Epileptic seizures and chromosomal microdeletions/duplications

A Spreiz ¹, M Baumann ², S Baumgartner Sigl ², C Fauth ¹, K Gautsch ³, D Karall ², C Janetschek ², K Rostásy ², S Scholl Bürgi ², S Zotter ², G Utermann ¹, J Zschocke ¹, D Kotzot ¹, E Haberlandt ²

¹Humangenetik, Innsbruck, Austria
²Pädiatrie I, Innsbruck, Austria
³Radiologie II, Innsbruck, Austria

Congress Abstract

Aims: Recent estimates suggest that pediatric epilepsies are caused by chromosomal microdeletions and/or duplications in approximately 5 to 15% of patients. Here, we report the results of molecular karyotyping in 43 children with various patterns of epileptic seizures to find epilepsy-related micro-rearrangements.

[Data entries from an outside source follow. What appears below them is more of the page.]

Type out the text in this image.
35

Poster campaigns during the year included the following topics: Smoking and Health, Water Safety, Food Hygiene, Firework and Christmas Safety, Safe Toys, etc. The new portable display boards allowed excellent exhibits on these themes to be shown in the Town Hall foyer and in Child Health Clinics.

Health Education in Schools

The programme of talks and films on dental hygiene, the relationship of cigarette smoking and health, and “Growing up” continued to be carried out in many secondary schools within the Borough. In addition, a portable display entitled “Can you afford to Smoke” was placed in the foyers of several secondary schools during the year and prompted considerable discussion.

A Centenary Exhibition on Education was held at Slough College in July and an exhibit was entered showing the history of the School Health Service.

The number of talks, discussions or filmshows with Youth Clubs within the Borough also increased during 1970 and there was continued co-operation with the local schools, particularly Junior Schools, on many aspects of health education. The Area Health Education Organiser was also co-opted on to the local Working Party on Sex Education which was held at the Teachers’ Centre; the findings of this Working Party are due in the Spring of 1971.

Methods: Patient inclusion criteria were unexplained epilepsy, intellectual disability, minor dysmorphism, unremarkable screening for metabolic and infectious disorders, and a normal pregnancy and delivery history. The analyses were performed with Illumina Infinium Human1 M-DuoV1 arrays.

Results: In 3 out of 43 patients (7%), we found likely causative de novo CNVs: a 3.4-Mb deletion in 1q41q42.12 in an 11-year-old girl, an 834-kb deletion in 19p13.2 in a 6-year-old boy, and a mosaic two-part duplication of 218 kb in 17p13.2 and 422 kb in 17p13.1 in a 20-year-old man. All three presented with nonclassified generalized epilepsy. Six additional patients showed chromosomal variants (a deletion in one and distinct duplications in five patients) with possible but uncertain pathogenic relevance. These aberrations included a paternally inherited duplication in 15q13.3 in a 6-year-old girl with Lennox-Gastaut syndrome.

Conclusion: Our study revealed one new epilepsy-related region on chromosome 19p13.2. Furthermore, we found duplication in 15q13.3 in one patient and her healthy father. Deletions in this region are associated with epilepsy; however, duplications are reported in healthy people as well as patients with various neuropsychiatric and neurological disorders, but to date, in only one patient with seizures. Thus, the duplication in our patient is an additional hint toward a possible relevance of this duplication for epilepsy.

In total, causative chromosomal micro-rearrangements were detected in at least 3 of 43 patients (7%) with epilepsy and intellectual disability. Our data further emphasize the power of DNA-arrays in revealing disease-related genetic regions and thus elucidating the cause for previously unexplained epilepsies.